所以我有这个程序,可以解析出excel数据(使用Gembox).但是,有时候我想下载/提取一些工作表中的嵌入式PDF文件.我还没有找到检测和下载这些对象的方法.任何人都可以为我指出实现该目标的正确方向?我知道微软有一个可以读取excel文件的Office文档提取器,但是它只能检测到word等文件.

So I have this program that I made that parses out excel data (using Gembox). However sometimes there are embedded PDF files in some of the worksheets that I would like to download/extract. I have not been able to find a way to detect and download these objects. Anyone able to point me in the right direction on how this is achieved?

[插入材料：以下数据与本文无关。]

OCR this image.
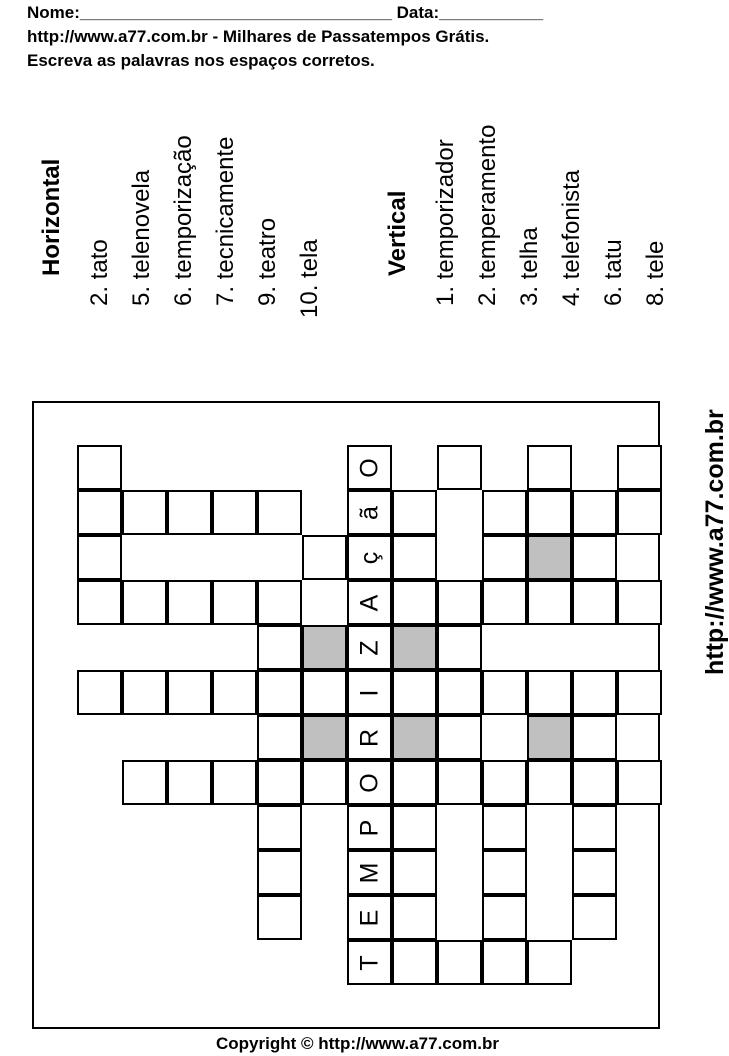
Nome:_________________________________ Data:___________
http://www.a77.com.br - Milhares de Passatempos Grátis.
Escreva as palavras nos espaços corretos.
Horizontal 2. tato 5. telenovela 6. temporização 7. tecnicamente 9. teatro 10. tela
Vertical 1. temporizador 2. temperamento 3. telha 4. telefonista 6. tatu 8. tele
O
ã
ç
A
Z
I
R
O
P
M
E
T
http://www.a77.com.br
Copyright © http://www.a77.com.br
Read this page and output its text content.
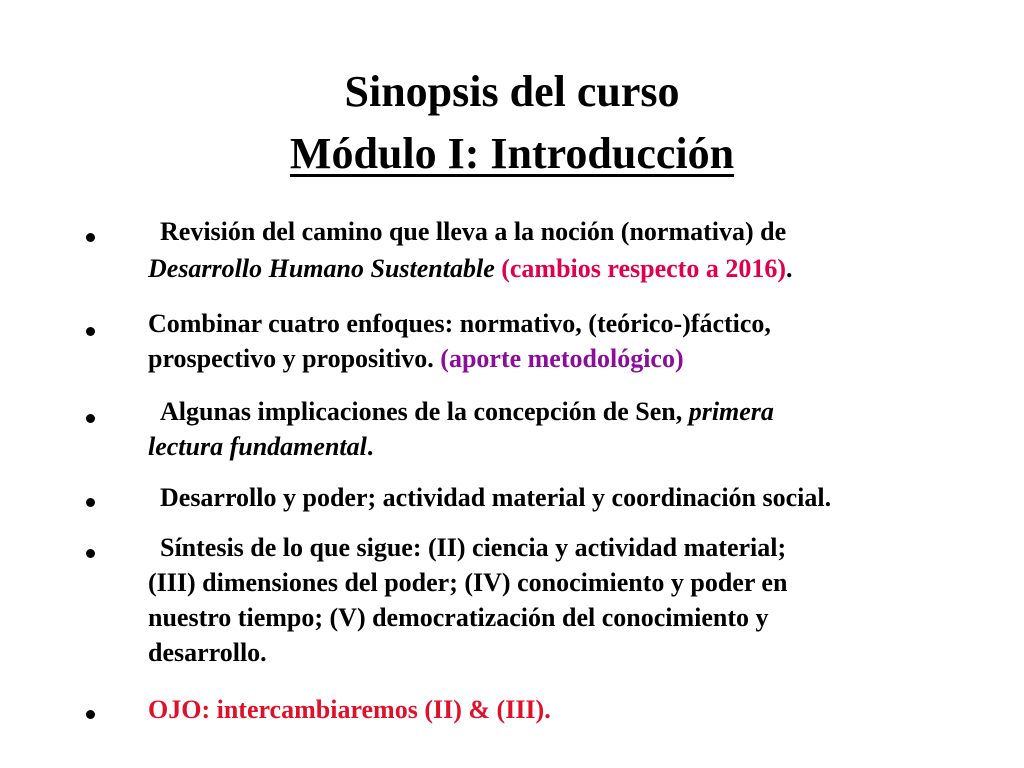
Sinopsis del curso
Módulo I: Introducción
Revisión del camino que lleva a la noción (normativa) de
Desarrollo Humano Sustentable (cambios respecto a 2016).
Combinar cuatro enfoques: normativo, (teórico-)fáctico,
prospectivo y propositivo. (aporte metodológico)
Algunas implicaciones de la concepción de Sen, primera
lectura fundamental.
Desarrollo y poder; actividad material y coordinación social.
Síntesis de lo que sigue: (II) ciencia y actividad material;
(III) dimensiones del poder; (IV) conocimiento y poder en
nuestro tiempo; (V) democratización del conocimiento y
desarrollo.
OJO: intercambiaremos (II) & (III).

I know Microsoft has an Office Document extractor that reads excel files, but it only detects Office files like word and such.

林不要求任何人做我的工作,我写出来的代码,我只是丢在这里,好像它是一个相当复杂的过程.

Im not asking anyone to do my work for me and write out code, Im just lost here, seems like its a pretty complex process.

推荐答案

更新(2020-03-28)

较新版本的GemBox.Spreadsheet支持 ExcelWorksheet.EmbeddedObjects .

Newer versions of GemBox.Spreadsheet have support for ExcelWorksheet.EmbeddedObjects.

因此,您现在可以使用以下内容:

So, you can now use the following:

var workbook = ExcelFile.Load("input.xlsx");
var worksheet = workbook.Worksheets[0];

var embeddedObjects = worksheet.EmbeddedObjects;

for (int index = 0; index < embeddedObjects.Count; index++)
{
    ExcelEmbeddedObject embeddedObject = embeddedObjects[index];
    if (embeddedObject.ContentType != "application/vnd.openxmlformats-officedocument.oleObject")
        continue;

    byte[] embeddedBytes;
    using (var memoryStream = new MemoryStream())
    {
        embeddedObject.Data.CopyTo(memoryStream);
        embeddedBytes = memoryStream.ToArray();
    }

    string embeddedContent = Encoding.ASCII.GetString(embeddedBytes);
    int pdfHeaderIndex = embeddedContent.IndexOf("%PDF");
    if (pdfHeaderIndex < 0)
        continue;

    byte[] pdfBytes = new byte[embeddedBytes.Length - pdfHeaderIndex];
    Array.Copy(embeddedBytes, pdfHeaderIndex, pdfBytes, 0, pdfBytes.Length);

    File.WriteAllBytes($"embedded-pdf-{index}.pdf", pdfBytes);
}

原始

GemBox.Spreadsheet当前不支持此功能,但是您可以使用WindowsBase.dll程序集中的System.IO.Packaging命名空间来满足您的要求.

GemBox.Spreadsheet currently does not have a support for this, but you can achive your requiroment with a System.IO.Packaging namespace in WindowsBase.dll assembly.

尝试以下代码示例:

using System;
using System.IO;
using System.IO.Packaging;
using System.Text;

static class PdfExtractor
{
    public static void ExtractPdf(string packagePath, string destinationDirectory)
    {
        using (var package = Package.Open(packagePath))
        {
            int i = 1;
            foreach (var part in package.GetParts())
                if (part.ContentType == "application/vnd.openxmlformats-officedocument.oleObject")
                {
                    // PDF data is embedded into OLE Object package part.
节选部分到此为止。